Keboncinta.com-- Banyak orang menganggap mahasiswa datang ke tengah masyarakat untuk berbagi ilmu dan membawa berbagai solusi.
Anggapan itu memang tidak sepenuhnya salah.
Mahasiswa telah dibekali teori, pengalaman organisasi, dan berbagai keterampilan selama menjalani perkuliahan.
Namun, ada satu hal yang sering baru disadari setelah benar-benar terjun ke lapangan: masyarakat juga merupakan sumber pembelajaran yang luar biasa.
Bahkan, dalam banyak kesempatan, mahasiswa justru pulang dengan membawa pelajaran yang jauh lebih banyak daripada yang berhasil mereka berikan.
Hal itu terjadi karena kehidupan nyata tidak selalu berjalan sesuai teori.
Di ruang kelas, mahasiswa terbiasa mempelajari konsep-konsep ideal tentang pembangunan, komunikasi, pendidikan, atau pemberdayaan masyarakat.

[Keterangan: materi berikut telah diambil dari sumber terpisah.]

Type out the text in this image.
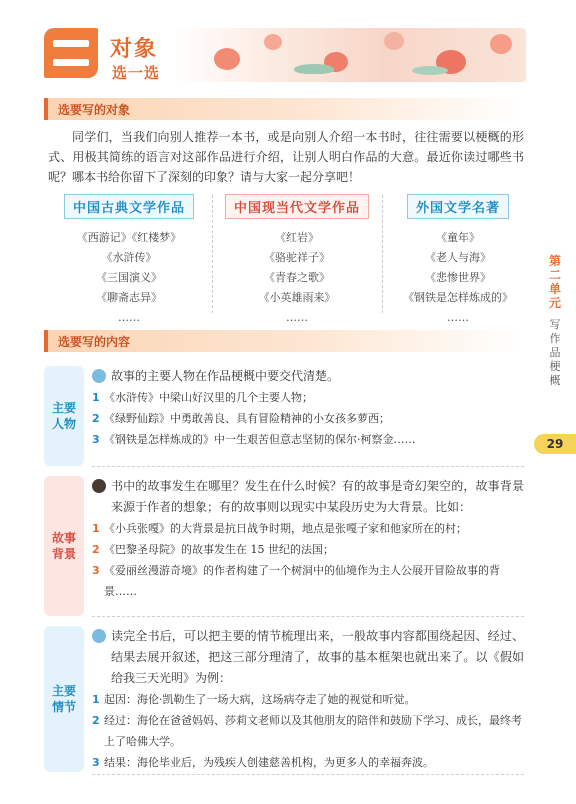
对象
选一选
选要写的对象

同学们，当我们向别人推荐一本书，或是向别人介绍一本书时，往往需要以梗概的形式、用极其简练的语言对这部作品进行介绍，让别人明白作品的大意。最近你读过哪些书呢？哪本书给你留下了深刻的印象？请与大家一起分享吧！

中国古典文学作品
《西游记》《红楼梦》
《水浒传》
《三国演义》
《聊斋志异》
……
中国现当代文学作品
《红岩》
《骆驼祥子》
《青春之歌》
《小英雄雨来》
……
外国文学名著
《童年》
《老人与海》
《悲惨世界》
《钢铁是怎样炼成的》
……
第二单元
写作品梗概
29
选要写的内容
主要人物
故事的主要人物在作品梗概中要交代清楚。
1 《水浒传》中梁山好汉里的几个主要人物；
2 《绿野仙踪》中勇敢善良、具有冒险精神的小女孩多萝西；
3 《钢铁是怎样炼成的》中一生艰苦但意志坚韧的保尔·柯察金……
故事背景
书中的故事发生在哪里？发生在什么时候？有的故事是奇幻架空的，故事背景来源于作者的想象；有的故事则以现实中某段历史为大背景。比如：
1 《小兵张嘎》的大背景是抗日战争时期，地点是张嘎子家和他家所在的村；
2 《巴黎圣母院》的故事发生在 15 世纪的法国；
3 《爱丽丝漫游奇境》的作者构建了一个树洞中的仙境作为主人公展开冒险故事的背景……
主要情节
读完全书后，可以把主要的情节梳理出来，一般故事内容都围绕起因、经过、结果去展开叙述，把这三部分理清了，故事的基本框架也就出来了。以《假如给我三天光明》为例：
1 起因：海伦·凯勒生了一场大病，这场病夺走了她的视觉和听觉。
2 经过：海伦在爸爸妈妈、莎莉文老师以及其他朋友的陪伴和鼓励下学习、成长，最终考上了哈佛大学。
3 结果：海伦毕业后，为残疾人创建慈善机构，为更多人的幸福奔波。
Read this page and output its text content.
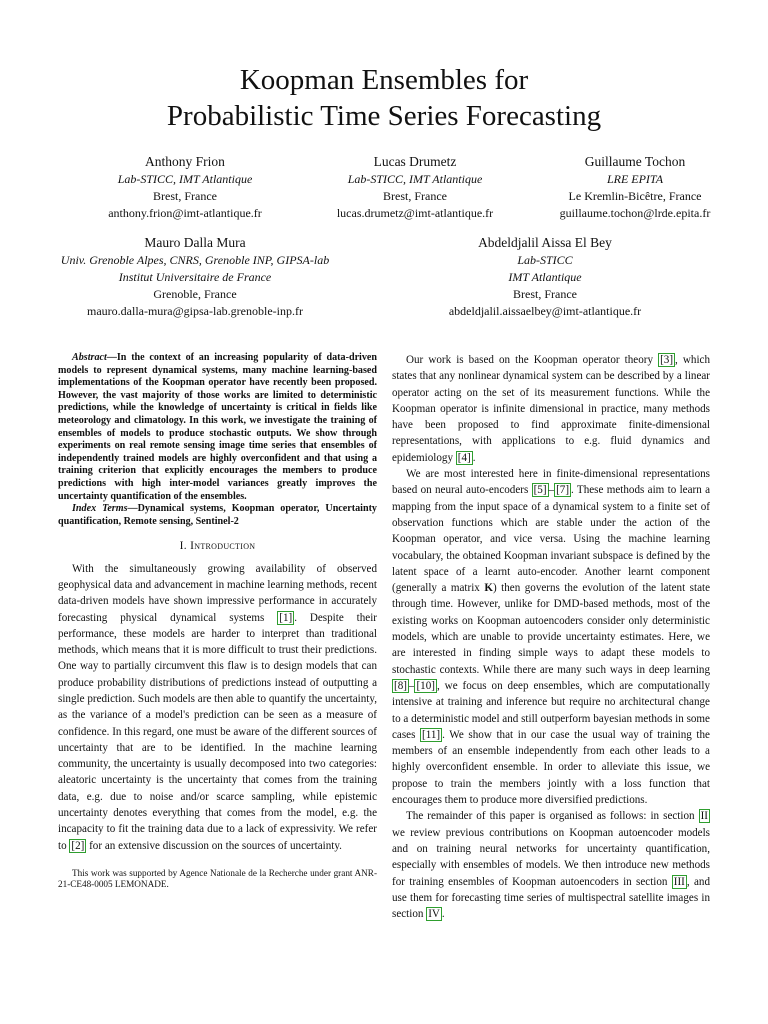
Koopman Ensembles for
Probabilistic Time Series Forecasting
Anthony Frion
Lab-STICC, IMT Atlantique
Brest, France
anthony.frion@imt-atlantique.fr
Lucas Drumetz
Lab-STICC, IMT Atlantique
Brest, France
lucas.drumetz@imt-atlantique.fr
Guillaume Tochon
LRE EPITA
Le Kremlin-Bicêtre, France
guillaume.tochon@lrde.epita.fr
Mauro Dalla Mura
Univ. Grenoble Alpes, CNRS, Grenoble INP, GIPSA-lab
Institut Universitaire de France
Grenoble, France
mauro.dalla-mura@gipsa-lab.grenoble-inp.fr
Abdeldjalil Aissa El Bey
Lab-STICC
IMT Atlantique
Brest, France
abdeldjalil.aissaelbey@imt-atlantique.fr

Abstract—In the context of an increasing popularity of data-driven models to represent dynamical systems, many machine learning-based implementations of the Koopman operator have recently been proposed. However, the vast majority of those works are limited to deterministic predictions, while the knowledge of uncertainty is critical in fields like meteorology and climatology. In this work, we investigate the training of ensembles of models to produce stochastic outputs. We show through experiments on real remote sensing image time series that ensembles of independently trained models are highly overconfident and that using a training criterion that explicitly encourages the members to produce predictions with high inter-model variances greatly improves the uncertainty quantification of the ensembles.

Index Terms—Dynamical systems, Koopman operator, Uncertainty quantification, Remote sensing, Sentinel-2

I. Introduction

With the simultaneously growing availability of observed geophysical data and advancement in machine learning methods, recent data-driven models have shown impressive performance in accurately forecasting physical dynamical systems [1] . Despite their performance, these models are harder to interpret than traditional methods, which means that it is more difficult to trust their predictions. One way to partially circumvent this flaw is to design models that can produce probability distributions of predictions instead of outputting a single prediction. Such models are then able to quantify the uncertainty, as the variance of a model's prediction can be seen as a measure of confidence. In this regard, one must be aware of the different sources of uncertainty that are to be identified. In the machine learning community, the uncertainty is usually decomposed into two categories: aleatoric uncertainty is the uncertainty that comes from the training data, e.g. due to noise and/or scarce sampling, while epistemic uncertainty denotes everything that comes from the model, e.g. the incapacity to fit the training data due to a lack of expressivity. We refer to [2] for an extensive discussion on the sources of uncertainty.

This work was supported by Agence Nationale de la Recherche under grant ANR-21-CE48-0005 LEMONADE.

Our work is based on the Koopman operator theory [3] , which states that any nonlinear dynamical system can be described by a linear operator acting on the set of its measurement functions. While the Koopman operator is infinite dimensional in practice, many methods have been proposed to find approximate finite-dimensional representations, with applications to e.g. fluid dynamics and epidemiology [4] .

We are most interested here in finite-dimensional representations based on neural auto-encoders [5] – [7] . These methods aim to learn a mapping from the input space of a dynamical system to a finite set of observation functions which are stable under the action of the Koopman operator, and vice versa. Using the machine learning vocabulary, the obtained Koopman invariant subspace is defined by the latent space of a learnt auto-encoder. Another learnt component (generally a matrix K) then governs the evolution of the latent state through time. However, unlike for DMD-based methods, most of the existing works on Koopman autoencoders consider only deterministic models, which are unable to provide uncertainty estimates. Here, we are interested in finding simple ways to adapt these models to stochastic contexts. While there are many such ways in deep learning [8] – [10] , we focus on deep ensembles, which are computationally intensive at training and inference but require no architectural change to a deterministic model and still outperform bayesian methods in some cases [11] . We show that in our case the usual way of training the members of an ensemble independently from each other leads to a highly overconfident ensemble. In order to alleviate this issue, we propose to train the members jointly with a loss function that encourages them to produce more diversified predictions.

The remainder of this paper is organised as follows: in section II we review previous contributions on Koopman autoencoder models and on training neural networks for uncertainty quantification, especially with ensembles of models. We then introduce new methods for training ensembles of Koopman autoencoders in section III , and use them for forecasting time series of multispectral satellite images in section IV .
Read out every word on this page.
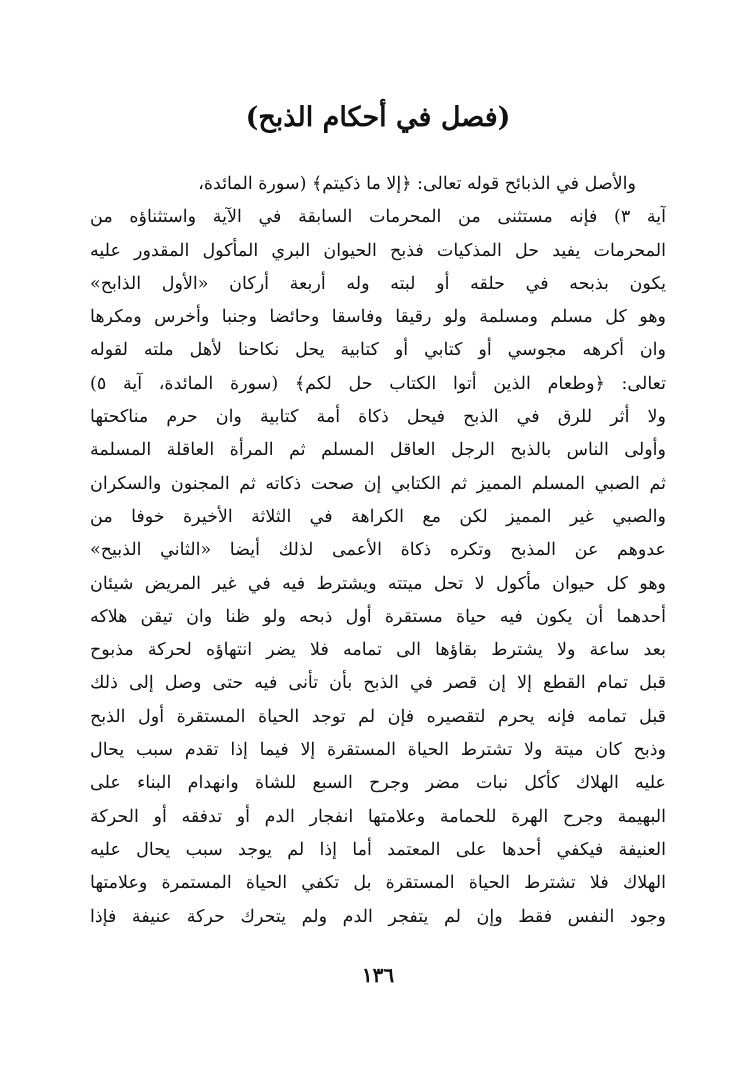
(فصل في أحكام الذبح)
والأصل في الذبائح قوله تعالى: ﴿إلا ما ذكيتم﴾ (سورة المائدة،
آية ٣) فإنه مستثنى من المحرمات السابقة في الآية واستثناؤه من
المحرمات يفيد حل المذكيات فذبح الحيوان البري المأكول المقدور عليه
يكون بذبحه في حلقه أو لبته وله أربعة أركان «الأول الذابح»
وهو كل مسلم ومسلمة ولو رقيقا وفاسقا وحائضا وجنبا وأخرس ومكرها
وان أكرهه مجوسي أو كتابي أو كتابية يحل نكاحنا لأهل ملته لقوله
تعالى: ﴿وطعام الذين أتوا الكتاب حل لكم﴾ (سورة المائدة، آية ٥)
ولا أثر للرق في الذبح فيحل ذكاة أمة كتابية وان حرم مناكحتها
وأولى الناس بالذبح الرجل العاقل المسلم ثم المرأة العاقلة المسلمة
ثم الصبي المسلم المميز ثم الكتابي إن صحت ذكاته ثم المجنون والسكران
والصبي غير المميز لكن مع الكراهة في الثلاثة الأخيرة خوفا من
عدوهم عن المذبح وتكره ذكاة الأعمى لذلك أيضا «الثاني الذبيح»
وهو كل حيوان مأكول لا تحل ميتته ويشترط فيه في غير المريض شيئان
أحدهما أن يكون فيه حياة مستقرة أول ذبحه ولو ظنا وان تيقن هلاكه
بعد ساعة ولا يشترط بقاؤها الى تمامه فلا يضر انتهاؤه لحركة مذبوح
قبل تمام القطع إلا إن قصر في الذبح بأن تأنى فيه حتى وصل إلى ذلك
قبل تمامه فإنه يحرم لتقصيره فإن لم توجد الحياة المستقرة أول الذبح
وذبح كان ميتة ولا تشترط الحياة المستقرة إلا فيما إذا تقدم سبب يحال
عليه الهلاك كأكل نبات مضر وجرح السبع للشاة وانهدام البناء على
البهيمة وجرح الهرة للحمامة وعلامتها انفجار الدم أو تدفقه أو الحركة
العنيفة فيكفي أحدها على المعتمد أما إذا لم يوجد سبب يحال عليه
الهلاك فلا تشترط الحياة المستقرة بل تكفي الحياة المستمرة وعلامتها
وجود النفس فقط وإن لم يتفجر الدم ولم يتحرك حركة عنيفة فإذا
١٣٦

Akan tetapi, ketika berhadapan langsung dengan kehidupan sehari-hari warga, mereka menemukan bahwa setiap persoalan memiliki latar belakang yang berbeda.
Ada kebiasaan yang sudah mengakar, nilai budaya yang dijaga turun-temurun, hingga cara masyarakat menyelesaikan masalah yang tidak pernah dijelaskan dalam buku kuliah.
Dari situ mahasiswa mulai memahami bahwa ilmu pengetahuan memang penting, tetapi kebijaksanaan hidup sering kali lahir dari pengalaman panjang yang dimiliki masyarakat.
Kesadaran inilah yang mengubah cara mereka memandang arti belajar.
Tidak sedikit mahasiswa yang awalnya datang dengan keyakinan bahwa mereka telah menyiapkan program terbaik.
Namun, setelah berdialog dan hidup bersama masyarakat, mereka menyadari bahwa solusi yang paling efektif justru lahir dari ide-ide sederhana warga setempat.
Mereka belajar tentang semangat gotong royong, kemampuan bertahan di tengah keterbatasan, serta pentingnya menjaga hubungan sosial.
Masyarakat mengajarkan bahwa keberhasilan tidak selalu bergantung pada teknologi yang canggih atau fasilitas yang lengkap.
Sikap saling membantu, menghargai sesama, dan bekerja bersama sering kali menjadi kekuatan terbesar dalam menghadapi berbagai tantangan.
Pengalaman seperti ini membuat mahasiswa memahami bahwa belajar tidak selalu berlangsung di ruang kuliah, melainkan juga di teras rumah warga, di sawah, di balai desa, atau saat berbincang santai setelah kegiatan selesai.